Michael Irvin knows this. But never has someone who was inducted into the NFL Hall of Fame elaborated on that sentiment like Irvin did tonight.

After 12 seasons with the Dallas Cowboys and three Super Bowls, The Playmaker can now say he did it, even though he doubted if he could. He's one of the elite. He's a Hall of famer.

Dallas Cowboys owner Jerry Jones used one word to describe Irvin: W-I-L-L

"I've never seen anyone with more of it," he said.
Ironically, it was a devastating loss that became Irvin's most memorable game. In the 1994 NFC Championship, Dallas spotted the 49ers a 21-point lead, with seven of those points from an Irvin fumble.

But as Irvin said, the team never gave up.
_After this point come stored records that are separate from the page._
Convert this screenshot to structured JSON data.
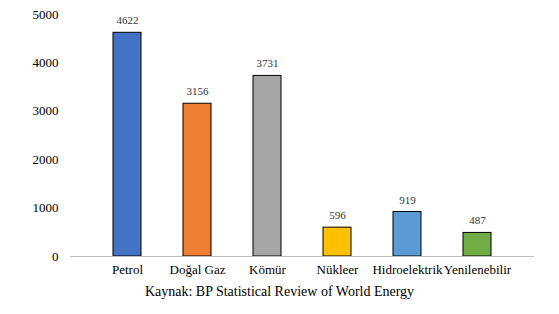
{
  "chart_data": {
    "type": "bar",
    "categories": [
      "Petrol",
      "Doğal Gaz",
      "Kömür",
      "Nükleer",
      "Hidroelektrik",
      "Yenilenebilir"
    ],
    "values": [
      4622,
      3156,
      3731,
      596,
      919,
      487
    ],
    "colors": [
      "#4472c4",
      "#ed7d31",
      "#a5a5a5",
      "#ffc000",
      "#5b9bd5",
      "#70ad47"
    ],
    "ylim": [
      0,
      5000
    ],
    "yticks": [
      0,
      1000,
      2000,
      3000,
      4000,
      5000
    ],
    "grid": false,
    "data_labels": true,
    "caption": "Kaynak: BP Statistical Review of World Energy"
  }
}
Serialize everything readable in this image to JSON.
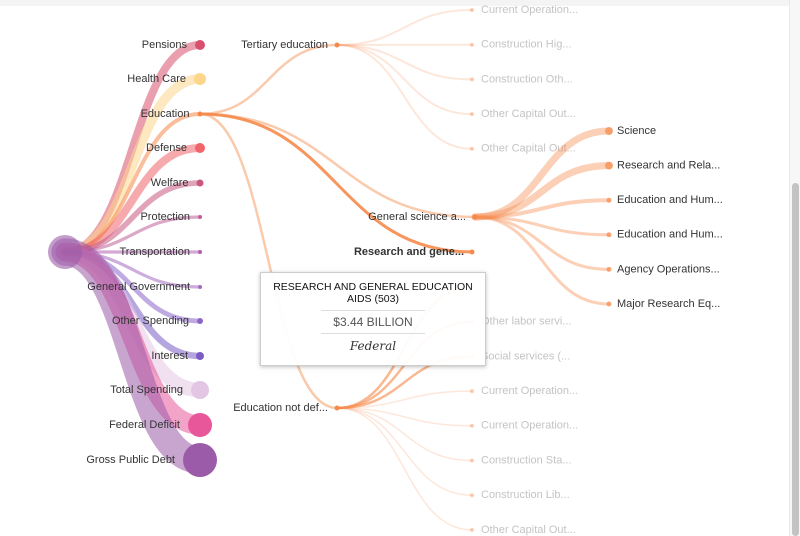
{
  "root_color": "#9b5ba8",
  "level1": [
    {
      "label": "Pensions",
      "color": "#d9506e",
      "r": 5
    },
    {
      "label": "Health Care",
      "color": "#fdd68a",
      "r": 6
    },
    {
      "label": "Education",
      "color": "#f5894a",
      "r": 2.5
    },
    {
      "label": "Defense",
      "color": "#f0656a",
      "r": 5
    },
    {
      "label": "Welfare",
      "color": "#c9577f",
      "r": 3.5
    },
    {
      "label": "Protection",
      "color": "#c0609a",
      "r": 2
    },
    {
      "label": "Transportation",
      "color": "#b25fb0",
      "r": 2
    },
    {
      "label": "General Government",
      "color": "#a46ac0",
      "r": 2
    },
    {
      "label": "Other Spending",
      "color": "#8b66c8",
      "r": 3
    },
    {
      "label": "Interest",
      "color": "#7a5cc4",
      "r": 4
    },
    {
      "label": "Total Spending",
      "color": "#e3c6e3",
      "r": 9
    },
    {
      "label": "Federal Deficit",
      "color": "#e8579a",
      "r": 12
    },
    {
      "label": "Gross Public Debt",
      "color": "#9b5ba8",
      "r": 17
    }
  ],
  "level2": [
    {
      "label": "Tertiary education",
      "active": true
    },
    {
      "label": "General science a...",
      "active": true
    },
    {
      "label": "Research and gene...",
      "active": true,
      "highlight": true
    },
    {
      "label": "Education not def...",
      "active": true
    }
  ],
  "tertiary_children": [
    "Current Operation...",
    "Construction Hig...",
    "Construction Oth...",
    "Other Capital Out...",
    "Other Capital Out..."
  ],
  "science_children": [
    "Science",
    "Research and Rela...",
    "Education and Hum...",
    "Education and Hum...",
    "Agency Operations...",
    "Major Research Eq..."
  ],
  "not_defined_children": [
    "",
    "Other labor servi...",
    "Social services (...",
    "Current Operation...",
    "Current Operation...",
    "Construction Sta...",
    "Construction Lib...",
    "Other Capital Out..."
  ],
  "tooltip": {
    "title": "RESEARCH AND GENERAL EDUCATION AIDS (503)",
    "value": "$3.44 BILLION",
    "source": "Federal"
  },
  "accent": "#f5894a"
}
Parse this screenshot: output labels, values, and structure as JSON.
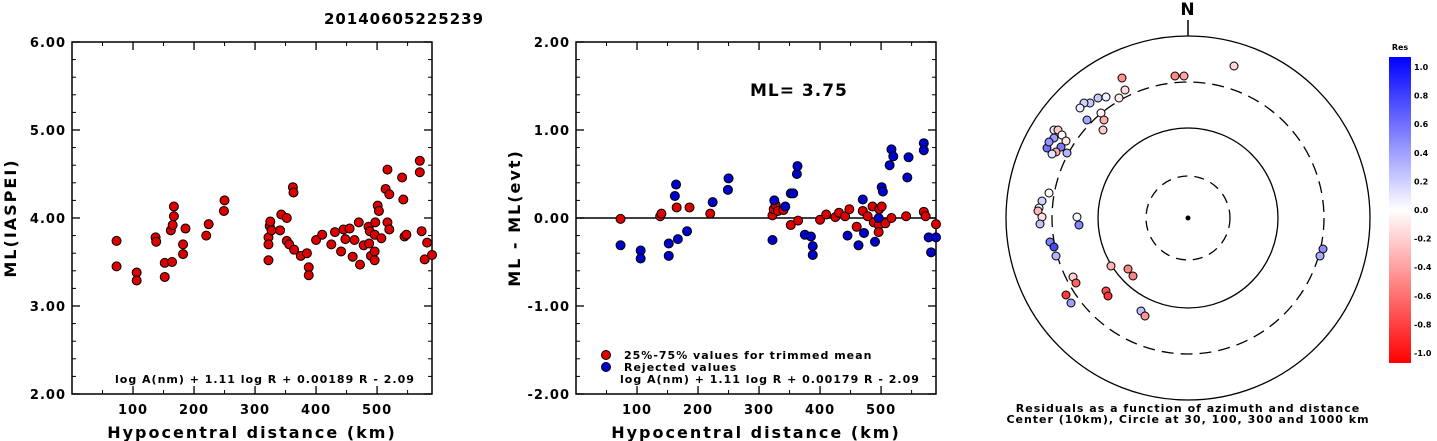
{
  "title": "20140605225239",
  "chart_data": [
    {
      "type": "scatter",
      "xlabel": "Hypocentral distance (km)",
      "ylabel": "ML(IASPEI)",
      "xlim": [
        0,
        590
      ],
      "ylim": [
        2.0,
        6.0
      ],
      "x_ticks": [
        "100",
        "200",
        "300",
        "400",
        "500"
      ],
      "y_ticks": [
        "6.00",
        "5.00",
        "4.00",
        "3.00",
        "2.00"
      ],
      "formula": "log A(nm) + 1.11 log R + 0.00189 R - 2.09",
      "series": [
        {
          "color": "#dd0000",
          "points": [
            [
              73,
              3.74
            ],
            [
              73,
              3.45
            ],
            [
              106,
              3.38
            ],
            [
              106,
              3.29
            ],
            [
              137,
              3.78
            ],
            [
              138,
              3.73
            ],
            [
              152,
              3.33
            ],
            [
              152,
              3.49
            ],
            [
              164,
              3.5
            ],
            [
              162,
              3.86
            ],
            [
              165,
              3.92
            ],
            [
              167,
              4.13
            ],
            [
              167,
              4.02
            ],
            [
              182,
              3.59
            ],
            [
              182,
              3.7
            ],
            [
              186,
              3.88
            ],
            [
              220,
              3.8
            ],
            [
              224,
              3.93
            ],
            [
              250,
              4.2
            ],
            [
              249,
              4.08
            ],
            [
              322,
              3.78
            ],
            [
              322,
              3.7
            ],
            [
              322,
              3.52
            ],
            [
              324,
              3.91
            ],
            [
              325,
              3.96
            ],
            [
              327,
              3.86
            ],
            [
              341,
              3.86
            ],
            [
              343,
              4.04
            ],
            [
              352,
              4.0
            ],
            [
              352,
              3.74
            ],
            [
              356,
              3.7
            ],
            [
              362,
              4.35
            ],
            [
              363,
              4.29
            ],
            [
              364,
              3.64
            ],
            [
              375,
              3.57
            ],
            [
              385,
              3.6
            ],
            [
              388,
              3.44
            ],
            [
              388,
              3.35
            ],
            [
              400,
              3.75
            ],
            [
              410,
              3.81
            ],
            [
              425,
              3.7
            ],
            [
              431,
              3.84
            ],
            [
              441,
              3.62
            ],
            [
              445,
              3.87
            ],
            [
              448,
              3.76
            ],
            [
              455,
              3.88
            ],
            [
              460,
              3.56
            ],
            [
              463,
              3.75
            ],
            [
              470,
              3.95
            ],
            [
              472,
              3.47
            ],
            [
              478,
              3.69
            ],
            [
              486,
              3.9
            ],
            [
              487,
              3.71
            ],
            [
              488,
              3.85
            ],
            [
              490,
              3.57
            ],
            [
              496,
              3.62
            ],
            [
              496,
              3.81
            ],
            [
              496,
              3.52
            ],
            [
              497,
              3.95
            ],
            [
              501,
              4.14
            ],
            [
              503,
              4.08
            ],
            [
              507,
              3.77
            ],
            [
              514,
              4.33
            ],
            [
              517,
              3.95
            ],
            [
              517,
              4.55
            ],
            [
              520,
              4.27
            ],
            [
              520,
              3.87
            ],
            [
              541,
              4.46
            ],
            [
              543,
              4.21
            ],
            [
              545,
              3.79
            ],
            [
              548,
              3.81
            ],
            [
              570,
              4.65
            ],
            [
              570,
              4.52
            ],
            [
              573,
              3.85
            ],
            [
              578,
              3.53
            ],
            [
              582,
              3.72
            ],
            [
              592,
              3.58
            ]
          ]
        }
      ]
    },
    {
      "type": "scatter",
      "xlabel": "Hypocentral distance (km)",
      "ylabel": "ML - ML(evt)",
      "xlim": [
        0,
        590
      ],
      "ylim": [
        -2.0,
        2.0
      ],
      "x_ticks": [
        "100",
        "200",
        "300",
        "400",
        "500"
      ],
      "y_ticks": [
        "2.00",
        "1.00",
        "0.00",
        "-1.00",
        "-2.00"
      ],
      "reference_line": 0.0,
      "annotation": "ML= 3.75",
      "formula": "log A(nm) + 1.11 log R + 0.00179 R - 2.09",
      "legend_position": "bottom-left",
      "series": [
        {
          "name": "25%-75% values for trimmed mean",
          "color": "#dd0000",
          "points": [
            [
              73,
              -0.01
            ],
            [
              138,
              0.02
            ],
            [
              140,
              0.05
            ],
            [
              165,
              0.12
            ],
            [
              186,
              0.12
            ],
            [
              220,
              0.05
            ],
            [
              322,
              0.03
            ],
            [
              324,
              0.1
            ],
            [
              327,
              0.15
            ],
            [
              331,
              0.08
            ],
            [
              340,
              0.09
            ],
            [
              352,
              -0.08
            ],
            [
              364,
              -0.03
            ],
            [
              400,
              -0.02
            ],
            [
              410,
              0.04
            ],
            [
              425,
              0.01
            ],
            [
              431,
              0.06
            ],
            [
              441,
              0.02
            ],
            [
              448,
              0.1
            ],
            [
              460,
              -0.1
            ],
            [
              470,
              0.08
            ],
            [
              478,
              0.02
            ],
            [
              486,
              0.13
            ],
            [
              488,
              -0.05
            ],
            [
              496,
              -0.08
            ],
            [
              496,
              -0.16
            ],
            [
              497,
              0.1
            ],
            [
              501,
              0.13
            ],
            [
              507,
              -0.06
            ],
            [
              517,
              0.0
            ],
            [
              541,
              0.02
            ],
            [
              570,
              0.07
            ],
            [
              573,
              0.02
            ],
            [
              592,
              -0.07
            ]
          ]
        },
        {
          "name": "Rejected values",
          "color": "#0000cc",
          "points": [
            [
              73,
              -0.31
            ],
            [
              106,
              -0.37
            ],
            [
              106,
              -0.46
            ],
            [
              152,
              -0.29
            ],
            [
              152,
              -0.43
            ],
            [
              162,
              0.25
            ],
            [
              164,
              0.38
            ],
            [
              167,
              -0.24
            ],
            [
              182,
              -0.15
            ],
            [
              224,
              0.18
            ],
            [
              249,
              0.32
            ],
            [
              250,
              0.45
            ],
            [
              322,
              -0.25
            ],
            [
              325,
              0.2
            ],
            [
              343,
              0.13
            ],
            [
              352,
              0.28
            ],
            [
              356,
              0.28
            ],
            [
              362,
              0.5
            ],
            [
              363,
              0.59
            ],
            [
              375,
              -0.19
            ],
            [
              385,
              -0.21
            ],
            [
              388,
              -0.32
            ],
            [
              388,
              -0.42
            ],
            [
              445,
              -0.2
            ],
            [
              463,
              -0.31
            ],
            [
              470,
              0.21
            ],
            [
              472,
              -0.17
            ],
            [
              490,
              -0.27
            ],
            [
              496,
              0.0
            ],
            [
              501,
              0.35
            ],
            [
              503,
              0.3
            ],
            [
              514,
              0.6
            ],
            [
              517,
              0.78
            ],
            [
              520,
              0.7
            ],
            [
              543,
              0.46
            ],
            [
              545,
              0.69
            ],
            [
              570,
              0.85
            ],
            [
              570,
              0.77
            ],
            [
              578,
              -0.22
            ],
            [
              582,
              -0.39
            ],
            [
              592,
              -0.22
            ]
          ]
        }
      ]
    },
    {
      "type": "scatter",
      "subtype": "polar",
      "north_label": "N",
      "caption_line1": "Residuals as a function of azimuth and distance",
      "caption_line2": "Center (10km), Circle at 30, 100, 300 and 1000 km",
      "colorbar_title": "Res",
      "colorbar_ticks": [
        "1.0",
        "0.8",
        "0.6",
        "0.4",
        "0.2",
        "0.0",
        "-0.2",
        "-0.4",
        "-0.6",
        "-0.8",
        "-1.0"
      ],
      "colorbar_range": [
        -1.0,
        1.0
      ],
      "points": [
        [
          1,
          -0.16
        ],
        [
          1,
          -0.36
        ],
        [
          1,
          -0.47
        ],
        [
          1,
          -0.43
        ],
        [
          1,
          -0.14
        ],
        [
          1,
          -0.08
        ],
        [
          1,
          0.06
        ],
        [
          1,
          0.22
        ],
        [
          1,
          0.21
        ],
        [
          1,
          0.18
        ],
        [
          1,
          0.08
        ],
        [
          1,
          -0.05
        ],
        [
          1,
          -0.32
        ],
        [
          1,
          -0.2
        ],
        [
          1,
          0.35
        ],
        [
          1,
          0.1
        ],
        [
          1,
          -0.22
        ],
        [
          1,
          0.02
        ],
        [
          1,
          -0.1
        ],
        [
          1,
          0.4
        ],
        [
          1,
          0.52
        ],
        [
          1,
          -0.35
        ],
        [
          1,
          0.55
        ],
        [
          1,
          0.42
        ],
        [
          1,
          0.3
        ],
        [
          1,
          0.12
        ],
        [
          1,
          -0.02
        ],
        [
          1,
          0.18
        ],
        [
          1,
          0.06
        ],
        [
          1,
          -0.28
        ],
        [
          1,
          -0.12
        ],
        [
          1,
          0.24
        ],
        [
          1,
          0.05
        ],
        [
          1,
          0.48
        ],
        [
          1,
          0.5
        ],
        [
          1,
          0.72
        ],
        [
          1,
          0.3
        ],
        [
          1,
          -0.3
        ],
        [
          1,
          -0.48
        ],
        [
          1,
          -0.5
        ],
        [
          1,
          -0.18
        ],
        [
          1,
          -0.62
        ],
        [
          1,
          -0.7
        ],
        [
          1,
          -0.8
        ],
        [
          1,
          -0.78
        ],
        [
          1,
          0.38
        ],
        [
          1,
          0.26
        ],
        [
          1,
          -0.42
        ],
        [
          1,
          0.45
        ],
        [
          1,
          0.33
        ]
      ]
    }
  ]
}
Irvin went on to break an NFC championship game record with 192 receiving yards on 12 receptions and two touchdowns in the 38-28 loss.

On Oct. 10, 1999, Irvin's career ended on a short slant against the Eagles. He slammed his head onto the turf and suffered a serious spinal injury. As the Eagles fans cheered, my head hung low as I witnessed the end of an era.
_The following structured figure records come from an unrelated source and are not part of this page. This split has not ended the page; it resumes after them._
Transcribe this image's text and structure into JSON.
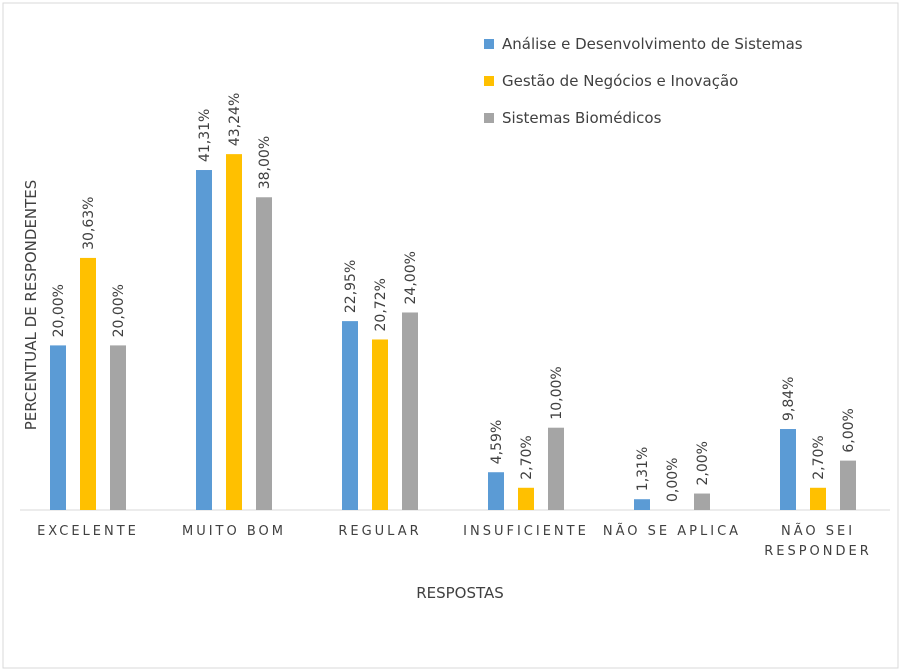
{
  "chart_data": {
    "type": "bar",
    "categories": [
      "EXCELENTE",
      "MUITO BOM",
      "REGULAR",
      "INSUFICIENTE",
      "NÃO SE APLICA",
      "NÃO SEI RESPONDER"
    ],
    "series": [
      {
        "name": "Análise e Desenvolvimento de Sistemas",
        "color": "#5b9bd5",
        "values": [
          20.0,
          41.31,
          22.95,
          4.59,
          1.31,
          9.84
        ],
        "value_labels": [
          "20,00%",
          "41,31%",
          "22,95%",
          "4,59%",
          "1,31%",
          "9,84%"
        ]
      },
      {
        "name": "Gestão de Negócios e Inovação",
        "color": "#ffc000",
        "values": [
          30.63,
          43.24,
          20.72,
          2.7,
          0.0,
          2.7
        ],
        "value_labels": [
          "30,63%",
          "43,24%",
          "20,72%",
          "2,70%",
          "0,00%",
          "2,70%"
        ]
      },
      {
        "name": "Sistemas Biomédicos",
        "color": "#a5a5a5",
        "values": [
          20.0,
          38.0,
          24.0,
          10.0,
          2.0,
          6.0
        ],
        "value_labels": [
          "20,00%",
          "38,00%",
          "24,00%",
          "10,00%",
          "2,00%",
          "6,00%"
        ]
      }
    ],
    "x_label": "RESPOSTAS",
    "y_label": "PERCENTUAL DE RESPONDENTES",
    "ylim": [
      0,
      50
    ],
    "legend": "top-right"
  }
}
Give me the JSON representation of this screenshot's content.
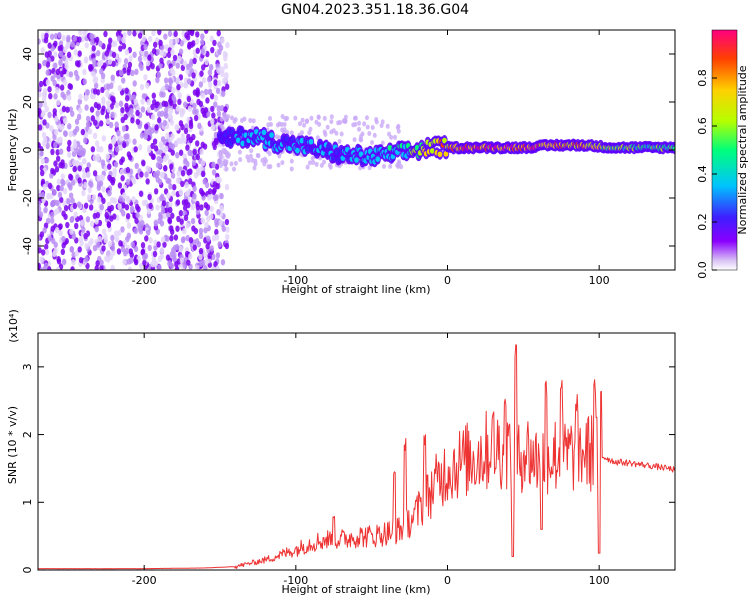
{
  "figure": {
    "title": "GN04.2023.351.18.36.G04"
  },
  "chart_data": [
    {
      "type": "heatmap",
      "title": "",
      "xlabel": "Height of straight line (km)",
      "ylabel": "Frequency (Hz)",
      "xlim": [
        -270,
        150
      ],
      "ylim": [
        -50,
        50
      ],
      "x_ticks": [
        -200,
        -100,
        0,
        100
      ],
      "y_ticks": [
        -40,
        -20,
        0,
        20,
        40
      ],
      "colorbar": {
        "label": "Normalized spectral amplitude",
        "range": [
          0,
          1
        ],
        "ticks": [
          0.0,
          0.2,
          0.4,
          0.6,
          0.8
        ],
        "colors": [
          "#ffffff",
          "#d9c2f5",
          "#8a00ff",
          "#3d1fff",
          "#00c3ff",
          "#00ff7a",
          "#b5ff00",
          "#ffd000",
          "#ff4000",
          "#ff0080"
        ]
      },
      "ridge": [
        {
          "x": -150,
          "y": 4,
          "amp": 0.35
        },
        {
          "x": -130,
          "y": 6,
          "amp": 0.45
        },
        {
          "x": -110,
          "y": 3,
          "amp": 0.45
        },
        {
          "x": -90,
          "y": 1,
          "amp": 0.4
        },
        {
          "x": -70,
          "y": -2,
          "amp": 0.4
        },
        {
          "x": -50,
          "y": -3,
          "amp": 0.45
        },
        {
          "x": -30,
          "y": -1,
          "amp": 0.5
        },
        {
          "x": -10,
          "y": 1,
          "amp": 0.8
        },
        {
          "x": 10,
          "y": 1,
          "amp": 0.9
        },
        {
          "x": 30,
          "y": 1,
          "amp": 0.9
        },
        {
          "x": 50,
          "y": 1,
          "amp": 0.9
        },
        {
          "x": 70,
          "y": 2,
          "amp": 0.85
        },
        {
          "x": 90,
          "y": 2,
          "amp": 0.85
        },
        {
          "x": 110,
          "y": 1,
          "amp": 0.6
        },
        {
          "x": 150,
          "y": 1,
          "amp": 0.6
        }
      ]
    },
    {
      "type": "line",
      "title": "",
      "xlabel": "Height of straight line (km)",
      "ylabel": "SNR (10 * v/v)",
      "y_multiplier": "(x10⁴)",
      "xlim": [
        -270,
        150
      ],
      "ylim": [
        0,
        3.5
      ],
      "x_ticks": [
        -200,
        -100,
        0,
        100
      ],
      "y_ticks": [
        0,
        1,
        2,
        3
      ],
      "line_color": "#ee3333",
      "x": [
        -270,
        -250,
        -200,
        -160,
        -140,
        -120,
        -100,
        -90,
        -80,
        -70,
        -60,
        -50,
        -40,
        -30,
        -20,
        -10,
        0,
        10,
        20,
        30,
        35,
        40,
        45,
        50,
        60,
        70,
        80,
        90,
        100,
        105,
        110,
        120,
        130,
        140,
        150
      ],
      "y": [
        0.02,
        0.02,
        0.02,
        0.03,
        0.05,
        0.15,
        0.3,
        0.4,
        0.45,
        0.45,
        0.5,
        0.5,
        0.55,
        0.6,
        0.85,
        1.2,
        1.5,
        1.6,
        1.7,
        1.8,
        1.8,
        1.8,
        1.5,
        1.8,
        1.6,
        1.7,
        1.7,
        1.75,
        1.7,
        1.65,
        1.6,
        1.58,
        1.55,
        1.52,
        1.48
      ],
      "spikes": [
        {
          "x": -75,
          "y": 0.85
        },
        {
          "x": -35,
          "y": 1.5
        },
        {
          "x": -28,
          "y": 1.95
        },
        {
          "x": -15,
          "y": 2.05
        },
        {
          "x": 30,
          "y": 2.4
        },
        {
          "x": 38,
          "y": 2.7
        },
        {
          "x": 45,
          "y": 3.45
        },
        {
          "x": 65,
          "y": 2.85
        },
        {
          "x": 75,
          "y": 2.85
        },
        {
          "x": 85,
          "y": 2.6
        },
        {
          "x": 97,
          "y": 2.85
        },
        {
          "x": 101,
          "y": 2.8
        }
      ],
      "dips": [
        {
          "x": 43,
          "y": 0.2
        },
        {
          "x": 62,
          "y": 0.6
        },
        {
          "x": 100,
          "y": 0.25
        }
      ]
    }
  ]
}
Irvin was the last player chosen in the Landry era. He suffered through 1-15 and 3-13 seasons before reaching the NFL's top game. Jerry Jones said Irvin was the catalyst, the spark, of those championship teams.
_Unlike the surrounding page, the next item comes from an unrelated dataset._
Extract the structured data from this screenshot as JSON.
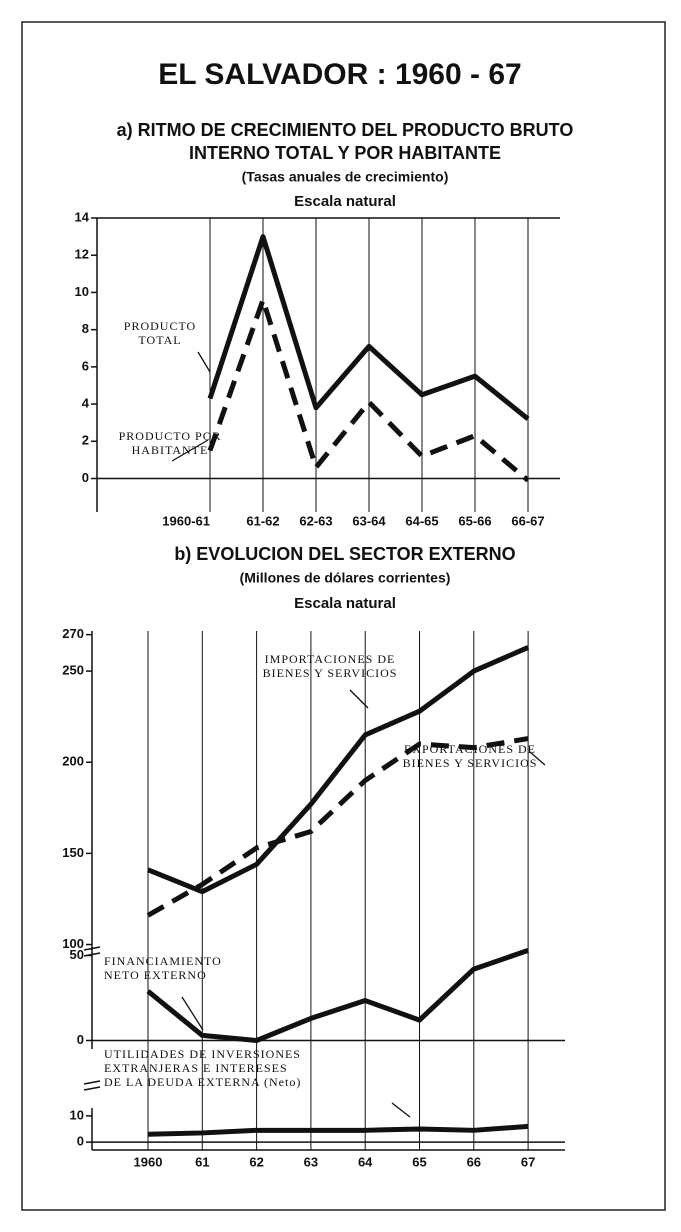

"The Dallas Cowboys of the 1990s were champions," Jones said. "The heart and the soul of those championship teams was Michael Irvin."

"His hard work is legendary. His passion, his competitiveness, were really possibly his greatest gifts and he shared them with his teammates on a daily basis."
Irvin had his faults, Jones said. But only Irvin could overcome his fallibility and use his inner strength to land on his feet stronger than before. It was no surprise to hear Irvin thank the fans first. Irvin discussed how he endured through his troubled life. Prayer obviously helped him through the difficulties, along with his loving wife Sandy and four children.

Another moment in his life that helped him heal was last year's Super Dome return for the New Orleans Saints.

"I watched our people who had suffered so grievously through Hurricane Katrina fill the stadium hours before a game and stay hours after the game. I witnessed those fans as they look for each other, love one another, and just be thankful to be in that stadium. You seen the game flex its greatest muscle that game: The ability to heal. I experienced a football game that contributed the healing of a city. So don’t tell me it is just a game."
Irvin then reached out to his two sons, ages 10 and 8.
"That’s my heart right there. That's my heart. When I am on that threshing floor, I pray. I say God, I have my struggles. And I made some bad decisions. But whatever you do, whatever you do, don’t let me mess this up. I asked, I said please help me, raise them for some young lady so that they can be a better husband than I. Help me, help me raise them for their kids so that they can be a better father than I. And I tell you guys, to always do the right thing so that you can be a better role model than Dad."
Irvin wasn't sure if he'd make it to the Hall of Fame. His troubled life preceded him. When his son Michael Jr. asked after watching Dallas quarterback Troy Aikman inducted last year if his father ever make it, Irvin said he returned to God for his answer.
"My heart cried out. God, why must I go through so many peaks and valleys? I wanted to stand in front of my boys and do it like your Dad, like any proud Dad would want to. Why must I go through so much? And at that moment a voice came over me and he said, 'Look up, get up and don’t ever give up.' And you tell, you tell everyone or anyone, that has ever doubted, thought they did not measure up, or wanted to quit, you tell them to 'Look up, get up and don’t ever give up.'"

That's The Playmaker, folks. Love him or hate him, Michael Irvin is now a Hall of Famer.

Thank you, Michael, for the memories.